BAŞBAKAN İMRALI'YA GİTSİN
“Öcalan ‘geri çekileceğim’ gibi kavramları çok sık telaffuz etmiyor ama, biz hissediyoruz ki kendisi de çabasının, umutlarının sonuna doğru geliyor. Hep pozitif mesajlar veriyor. Çünkü hükümete şans tanımak istiyor. Hükümet de bunu ‘Öcalan bize mecbur’ gibi algılıyor. Devlet heyeti de iyi biliyor ki, durum öyle değil. Keşke Başbakan’ın kendisi gidebilse... Samimi söylüyorum. Bu ülkenin Başbakanı’dır. Cezaevinde herhangi bir mahkumla görüşme hakkı yok mu, bu ters bir şey midir?

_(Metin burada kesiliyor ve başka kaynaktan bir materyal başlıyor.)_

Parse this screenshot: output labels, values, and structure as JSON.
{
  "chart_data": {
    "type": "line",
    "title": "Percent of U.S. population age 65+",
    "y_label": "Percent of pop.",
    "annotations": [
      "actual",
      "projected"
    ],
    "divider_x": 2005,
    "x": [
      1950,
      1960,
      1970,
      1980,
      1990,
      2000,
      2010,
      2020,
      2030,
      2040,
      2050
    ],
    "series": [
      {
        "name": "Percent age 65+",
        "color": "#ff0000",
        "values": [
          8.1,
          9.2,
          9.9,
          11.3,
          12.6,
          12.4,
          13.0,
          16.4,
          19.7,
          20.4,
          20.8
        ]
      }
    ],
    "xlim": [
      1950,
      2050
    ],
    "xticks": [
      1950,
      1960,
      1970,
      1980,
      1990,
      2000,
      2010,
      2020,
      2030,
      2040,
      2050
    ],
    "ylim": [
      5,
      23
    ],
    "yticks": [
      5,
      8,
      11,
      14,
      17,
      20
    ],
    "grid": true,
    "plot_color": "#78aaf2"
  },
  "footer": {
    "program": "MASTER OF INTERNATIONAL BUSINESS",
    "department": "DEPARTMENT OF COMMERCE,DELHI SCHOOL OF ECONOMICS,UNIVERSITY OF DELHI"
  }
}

Koskoca süreç yürüyor. Gitsin bir defacık görüşsün, yüz yüze tartışsınlar. Çok şeyin değişeceğini düşünüyorum. Ama Öcalan’ın ama Erdoğan’ın karşılıklı birer adım atacaklarını düşünüyorum.”
SEÇİM ÇALIŞMALARI
BDP Eşgenelbaşkanı Demirtaş, CHP ile resmi temas olmadığını ancak Meclis kulisinde, kadrolarda tartışmalar yapıldığını ifade edere, “İlkesel çerçevede ittifakları da tartışırız. Kimse sadece CHP ittifakı olarak da düşünmesin” dedi. Demirtaş, HDP konusunda şunları söyledi:
“HDP Türk partisi, BDP Kürt partisi şeklinde dizayn edilmiş değil. HDP’yi de sol güçlerin bir kısmı ile ittifak olarak değil, İslami, liberal çevreler, çevreciler, kadın hareketleri, sosyal demokratlar, sosyalistlerle ilkeler çerçevesinde ortak platform, AKP ve CHP dışında üçüncü bir alternatif olarak görüyoruz. BDP de bunun parçasıdır. Seçime bazıları tüm Türkiye’de HDP ile girelim fikrini savundu, bazıları sadece BDP ile bazıları da iki parti ile. Ağırlık iki parti ile olunca karar da öyle çıktı. Ben iki parti ile girmenin başarılı olabileceğini düşünmüyordum ama, zaten partinin konsensüsleri, ağırlıklı olarak aldığı karar benim savunduğum karardır sonuçta. Eşbaşkanlar olarak biz o kararları hayata geçirmekle mükellefiz.”